With the series finale airing tomorrow evening, this is a great time for another “What I Love Wednesday” segment, Big Bang style!
I was starting high school when this show premiered and have watched it since the very beginning. This show quickly became the new Friends for me. You know, the show you can watch all day, every day, on repeat because it brings you joy. The Big Bang Theory is that show for me. As I grew up, I understood more of the humor and realized the show was much deeper than the comedy I watched at 14 years-old.
The story of four scientists embracing their nerdy sides resonated with me. These characters can’t help but be themselves and they thrive because of it. This message is timeless. Everything these characters did, From Sheldon to Stuart, was completely true to themselves and I never questioned why they acted the way they did. Because these characters felt like real people, I allowed myself to get sucked into their lives.

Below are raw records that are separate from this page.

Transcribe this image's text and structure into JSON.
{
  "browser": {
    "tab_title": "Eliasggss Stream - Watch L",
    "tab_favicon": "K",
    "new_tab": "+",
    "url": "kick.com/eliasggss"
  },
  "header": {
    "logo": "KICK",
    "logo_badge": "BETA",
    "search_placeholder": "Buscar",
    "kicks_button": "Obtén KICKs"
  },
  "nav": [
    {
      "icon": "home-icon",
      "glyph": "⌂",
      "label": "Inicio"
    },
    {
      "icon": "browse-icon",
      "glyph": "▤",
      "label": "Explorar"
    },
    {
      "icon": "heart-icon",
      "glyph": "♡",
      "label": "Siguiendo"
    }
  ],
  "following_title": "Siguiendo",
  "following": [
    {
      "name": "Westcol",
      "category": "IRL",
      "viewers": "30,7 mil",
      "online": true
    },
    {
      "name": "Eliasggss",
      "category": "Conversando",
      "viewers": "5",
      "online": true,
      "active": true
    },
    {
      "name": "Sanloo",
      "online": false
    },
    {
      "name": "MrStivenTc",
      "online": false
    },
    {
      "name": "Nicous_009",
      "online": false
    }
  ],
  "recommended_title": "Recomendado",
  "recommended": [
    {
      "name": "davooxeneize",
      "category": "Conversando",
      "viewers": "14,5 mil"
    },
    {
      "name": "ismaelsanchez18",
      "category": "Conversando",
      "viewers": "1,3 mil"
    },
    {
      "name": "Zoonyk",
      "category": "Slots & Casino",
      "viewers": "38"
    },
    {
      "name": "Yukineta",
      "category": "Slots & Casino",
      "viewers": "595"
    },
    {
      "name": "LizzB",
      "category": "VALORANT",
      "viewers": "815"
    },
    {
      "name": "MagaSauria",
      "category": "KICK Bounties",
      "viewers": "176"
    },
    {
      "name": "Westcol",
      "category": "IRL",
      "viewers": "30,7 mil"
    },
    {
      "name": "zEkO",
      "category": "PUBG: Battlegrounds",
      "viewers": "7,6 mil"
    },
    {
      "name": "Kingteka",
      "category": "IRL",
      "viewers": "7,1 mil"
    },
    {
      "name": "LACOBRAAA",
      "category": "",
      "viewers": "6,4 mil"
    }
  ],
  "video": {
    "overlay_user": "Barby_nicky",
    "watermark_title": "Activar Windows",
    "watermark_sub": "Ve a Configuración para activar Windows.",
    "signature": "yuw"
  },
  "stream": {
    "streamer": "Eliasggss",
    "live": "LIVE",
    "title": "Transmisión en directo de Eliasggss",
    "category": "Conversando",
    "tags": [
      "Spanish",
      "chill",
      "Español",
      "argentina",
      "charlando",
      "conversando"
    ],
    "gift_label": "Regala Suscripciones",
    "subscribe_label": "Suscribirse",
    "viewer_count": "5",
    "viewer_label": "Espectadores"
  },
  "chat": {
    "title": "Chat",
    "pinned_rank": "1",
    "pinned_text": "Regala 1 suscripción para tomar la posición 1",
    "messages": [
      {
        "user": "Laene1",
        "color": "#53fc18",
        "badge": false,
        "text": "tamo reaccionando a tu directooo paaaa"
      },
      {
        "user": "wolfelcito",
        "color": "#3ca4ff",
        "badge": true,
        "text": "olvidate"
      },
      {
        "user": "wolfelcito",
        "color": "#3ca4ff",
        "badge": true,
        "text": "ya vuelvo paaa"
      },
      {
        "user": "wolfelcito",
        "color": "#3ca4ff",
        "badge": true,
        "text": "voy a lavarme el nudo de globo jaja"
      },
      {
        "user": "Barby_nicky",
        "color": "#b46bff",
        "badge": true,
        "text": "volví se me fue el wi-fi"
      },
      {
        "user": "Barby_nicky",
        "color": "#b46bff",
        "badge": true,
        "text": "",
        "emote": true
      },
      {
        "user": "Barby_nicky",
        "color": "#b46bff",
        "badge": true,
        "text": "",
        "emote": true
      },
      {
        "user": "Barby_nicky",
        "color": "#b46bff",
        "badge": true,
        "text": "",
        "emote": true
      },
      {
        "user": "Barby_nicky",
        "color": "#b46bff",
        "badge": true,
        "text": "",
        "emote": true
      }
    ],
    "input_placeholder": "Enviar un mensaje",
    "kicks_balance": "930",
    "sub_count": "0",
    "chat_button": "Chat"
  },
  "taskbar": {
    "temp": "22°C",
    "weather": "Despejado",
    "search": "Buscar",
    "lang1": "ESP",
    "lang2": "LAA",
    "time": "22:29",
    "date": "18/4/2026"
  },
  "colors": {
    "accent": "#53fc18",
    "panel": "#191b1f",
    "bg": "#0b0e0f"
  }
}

This show is more relatable to me on a level Friends wasn’t.
This show was funny and informative and I actually learned things from it. I even used it in my Masters Thesis. Remember when Penny wanted to impress Leonard by learning about his work and science? The Fig Newton line (The town in Massachusetts, not the guy) came in handy when writing my thesis. I never thought a great comedy show could actually teach you about science.
A huge part of what made this show special to me was that I would watch it with my father, Paul. He’s a research professor with a Ph.D. in chemistry with a masters in chemical engineering and if you thought Sheldon was intense and over the top, my dad has stories of people he’s worked with that are much worse.
“For me, the show was difficult to watch at first because it hit very close to home with me being an academic researcher in the physical sciences. While most viewers reveled in the comedy, I was feeling the struggle of the characters as they dealt with their intense passion for the science but longed for social interactions. However, life has a way of intruding and BBT wove a wonderful story of dealing with life from the top edge of the bell curve,” he said. “It has been a long and wonderful journey with uncounted memorable moments and I will miss it. The realness of the characters and the actors’ abilities to connect with the audience are elements of the show that made it great. I also applaud the fact that the show brought real cutting edge science to prime time TV.”
Now we have new Young Sheldon episodes to laugh out loud to on Thursday nights, but it’s not going to be the same.
I’ve recapped this wonderful show since I started writing for FanFest.com in season 9, (Holy cow, that’s four seasons!) and I’m grateful for every minute! Writing my final Big Bang recap tomorrow, even thinking about it, is making me incredibly sad. I owe a lot to this show.
I could write a novel with how much this show means to me. This show is my favorite for very personal reasons and maybe one day I will pen a more in depth tribute.